Toward a Bidirectional Glutamatergic Hypothesis in BPD: Pathway Enrichment and Directional Insights from GWAS Re-Analysis

Borderline personality disorder (BPD) produces severe problems with mood regulation, relationships and impulse control, yet its molecular basis has remained unclear because early genomic screens were too small to yield stable signals. Building on the most recent meta-analysis of genome-wide association data, with a cohort with schizophrenia and bipolar cases excluded, we re-examined the data with three complementary tools: (i) MAGMA for gene-set enrichment, (ii) linkage-disequilibrium score regression for partitioned heritability and (iii) transcriptome-wide association studies for imputed brain expression. Two a priori biological themes were tested through custom gene panels: glutamatergic synaptic plasticity and complement-mediated synaptic pruning.Across all three analytic layers, glutamate-related plasticity genes showed reproducible enrichment—1.2- to 1.5-fold increases in heritability and false-discovery-rate-adjusted p values below 0.05. Directionally, risk alleles tended to raise expression of excitatory receptor subunits (for example, GRIA1, GRIN3B) while lowering expression of scaffolding or trophic genes (for example, DLG2, NGF).

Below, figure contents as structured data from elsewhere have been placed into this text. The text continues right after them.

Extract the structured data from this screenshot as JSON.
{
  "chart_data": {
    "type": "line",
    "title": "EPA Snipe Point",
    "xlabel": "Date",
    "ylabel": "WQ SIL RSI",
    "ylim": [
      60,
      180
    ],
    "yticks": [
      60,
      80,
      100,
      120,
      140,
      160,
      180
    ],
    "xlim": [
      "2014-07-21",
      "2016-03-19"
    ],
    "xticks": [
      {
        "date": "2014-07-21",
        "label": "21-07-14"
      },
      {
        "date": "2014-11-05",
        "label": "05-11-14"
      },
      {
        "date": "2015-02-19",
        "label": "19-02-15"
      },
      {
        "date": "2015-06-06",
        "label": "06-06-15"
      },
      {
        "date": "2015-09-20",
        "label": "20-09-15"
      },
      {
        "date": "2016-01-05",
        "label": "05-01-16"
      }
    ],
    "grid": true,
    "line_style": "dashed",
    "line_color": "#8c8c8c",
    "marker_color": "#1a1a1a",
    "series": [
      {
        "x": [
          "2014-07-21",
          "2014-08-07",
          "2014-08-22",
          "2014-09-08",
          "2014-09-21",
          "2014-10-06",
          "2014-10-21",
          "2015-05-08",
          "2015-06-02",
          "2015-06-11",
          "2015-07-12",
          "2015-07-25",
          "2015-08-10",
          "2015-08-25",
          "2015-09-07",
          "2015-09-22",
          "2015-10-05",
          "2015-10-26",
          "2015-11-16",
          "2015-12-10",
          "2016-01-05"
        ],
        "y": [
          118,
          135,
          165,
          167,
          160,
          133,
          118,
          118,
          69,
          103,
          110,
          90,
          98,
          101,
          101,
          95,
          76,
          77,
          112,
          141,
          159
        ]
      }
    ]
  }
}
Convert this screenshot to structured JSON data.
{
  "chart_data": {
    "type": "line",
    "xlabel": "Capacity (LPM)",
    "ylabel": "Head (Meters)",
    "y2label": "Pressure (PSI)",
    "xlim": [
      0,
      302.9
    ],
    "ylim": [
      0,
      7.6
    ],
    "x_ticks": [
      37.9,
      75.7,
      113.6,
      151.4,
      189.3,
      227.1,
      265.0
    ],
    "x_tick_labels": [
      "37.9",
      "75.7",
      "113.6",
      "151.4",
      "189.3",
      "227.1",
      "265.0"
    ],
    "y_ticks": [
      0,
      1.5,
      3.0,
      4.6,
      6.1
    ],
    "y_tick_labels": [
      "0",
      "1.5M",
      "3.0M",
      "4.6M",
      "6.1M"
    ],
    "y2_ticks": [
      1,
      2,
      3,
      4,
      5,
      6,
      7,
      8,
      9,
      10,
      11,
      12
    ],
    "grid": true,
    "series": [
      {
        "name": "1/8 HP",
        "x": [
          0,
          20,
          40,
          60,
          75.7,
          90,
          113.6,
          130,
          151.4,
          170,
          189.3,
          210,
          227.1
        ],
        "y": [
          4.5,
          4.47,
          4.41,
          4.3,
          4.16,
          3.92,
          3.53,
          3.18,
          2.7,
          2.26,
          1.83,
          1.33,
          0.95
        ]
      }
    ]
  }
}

In contrast, pruning panels, including a refined set with glutamatergic overlap removed, displayed no comparable signal.Taken together, the findings argue against a primary role for excessive synaptic pruning in BPD and instead point to bidirectionally disrupted NMDA/AMPA-dependent plasticity within limbic–prefrontal circuits. A model centred on malleability—rather than elimination—of synapses may account for the emotional learning deficits and interpersonal hypersensitivity that typify the disorder. This framework generates testable predictions for imaging-genetics work and suggests that therapies aimed at normalizing glutamatergic plasticity could prove beneficial.